A investigação de Benjamin Schoefer estabelece ainda uma comparação entre Portugal e Espanha, mencionando as “experiências espanhola vs. portuguesa” como um dos “puzzles” mais intrigantes na evolução do desemprego europeu. Enquanto Espanha conseguiu implementar reformas significativas no seu mercado laboral, Portugal parece ter permanecido relativamente estático nas suas estruturas institucionais.

O académico é categórico na sua avaliação da urgência desta questão: “compreender como as instituições do mercado de trabalho europeu moldam os resultados macroeconómicos parece tão urgente agora como durante a crise do desemprego há cerca de 40 anos”. Para Portugal, esta urgência é amplificada por fatores como o envelhecimento populacional, as dificuldades crescentes de recrutamento, e a necessidade de transição para uma economia mais tecnológica e sustentável.

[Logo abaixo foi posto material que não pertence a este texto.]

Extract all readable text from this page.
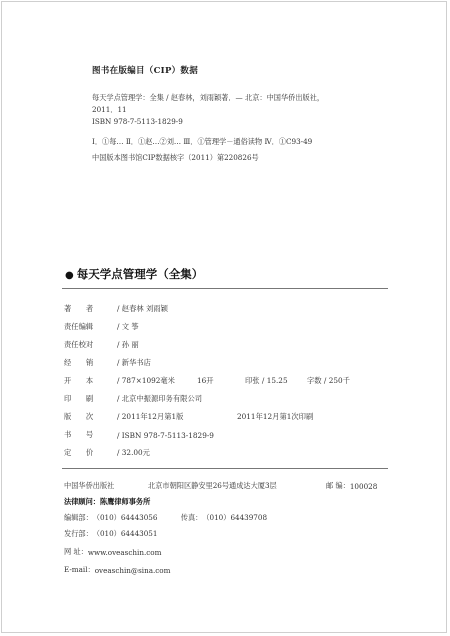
图书在版编目（CIP）数据
每天学点管理学：全集 / 赵春林，刘雨颖著．— 北京：中国华侨出版社，
2011．11
ISBN 978-7-5113-1829-9
Ⅰ．①每… Ⅱ．①赵…②刘… Ⅲ．①管理学－通俗读物 Ⅳ．①C93-49
中国版本图书馆CIP数据核字（2011）第220826号
● 每天学点管理学（全集）
著　　 者	/ 赵春林 刘雨颖
责任编辑	/ 文 筝
责任校对	/ 孙 丽
经　　 销	/ 新华书店
开　　 本	/ 787×1092毫米	16开	印张 / 15.25	字数 / 250千
印　　 刷	/ 北京中振源印务有限公司
版　　 次	/ 2011年12月第1版	2011年12月第1次印刷
书　　 号	/ ISBN 978-7-5113-1829-9
定　　 价	/ 32.00元
中国华侨出版社	北京市朝阳区静安里26号通成达大厦3层	邮 编： 100028
法律顾问：陈鹰律师事务所
编辑部： （010）64443056	传真： （010）64439708
发行部： （010）64443051
网 址： www.oveaschin.com
E-mail： oveaschin@sina.com
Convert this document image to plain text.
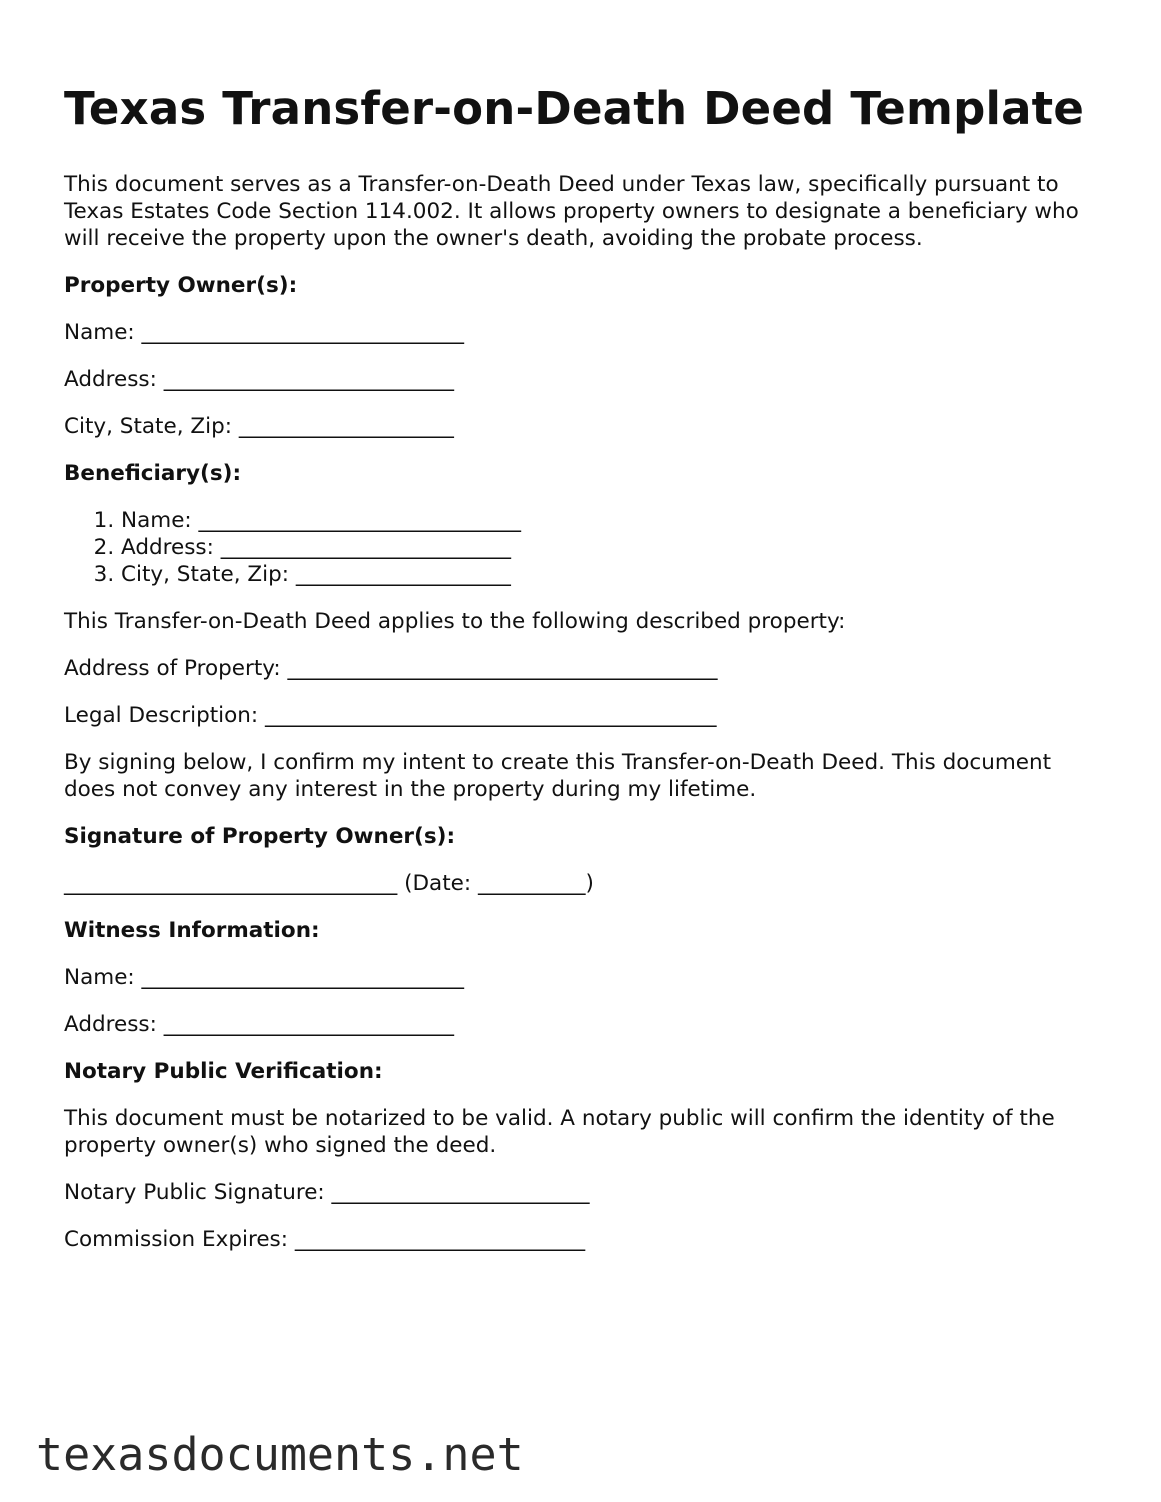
Texas Transfer-on-Death Deed Template

This document serves as a Transfer-on-Death Deed under Texas law, specifically pursuant to Texas Estates Code Section 114.002. It allows property owners to designate a beneficiary who will receive the property upon the owner's death, avoiding the probate process.

Property Owner(s):

Name: ______________________________

Address: ___________________________

City, State, Zip: ____________________

Beneficiary(s):

1. Name: ______________________________
2. Address: ___________________________
3. City, State, Zip: ____________________

This Transfer-on-Death Deed applies to the following described property:

Address of Property: ________________________________________

Legal Description: __________________________________________

By signing below, I confirm my intent to create this Transfer-on-Death Deed. This document does not convey any interest in the property during my lifetime.

Signature of Property Owner(s):

_______________________________ (Date: __________)

Witness Information:

Name: ______________________________

Address: ___________________________

Notary Public Verification:

This document must be notarized to be valid. A notary public will confirm the identity of the property owner(s) who signed the deed.

Notary Public Signature: ________________________

Commission Expires: ___________________________

texasdocuments.net
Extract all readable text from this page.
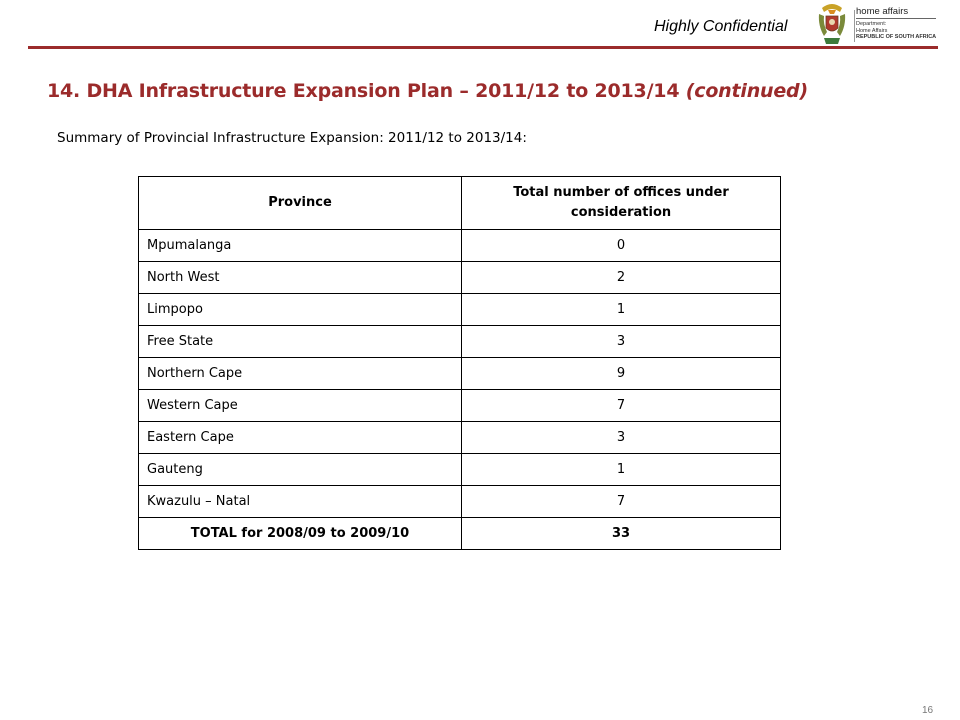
Highly Confidential
home affairs
Department:
Home Affairs
REPUBLIC OF SOUTH AFRICA
14. DHA Infrastructure Expansion Plan – 2011/12 to 2013/14 (continued)
Summary of Provincial Infrastructure Expansion: 2011/12 to 2013/14:
Province	Total number of offices under consideration
Mpumalanga	0
North West	2
Limpopo	1
Free State	3
Northern Cape	9
Western Cape	7
Eastern Cape	3
Gauteng	1
Kwazulu – Natal	7
TOTAL for 2008/09 to 2009/10	33
16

A classificação de Portugal entre os países com “estrutura industrial estática com poucas empresas novas a surgir para perturbar indústrias existentes ou desenvolver novos motores de crescimento” representa um desafio existencial para a economia nacional. Como conclui o estudo, sem reformas profundas que facilitem a mobilidade laboral e empresarial, Portugal pode estar condenado a “escolher entre ser líder em novas tecnologias, um farol de responsabilidade climática e um jogador independente no cenário mundial”, porque não conseguirá ser tudo ao mesmo tempo.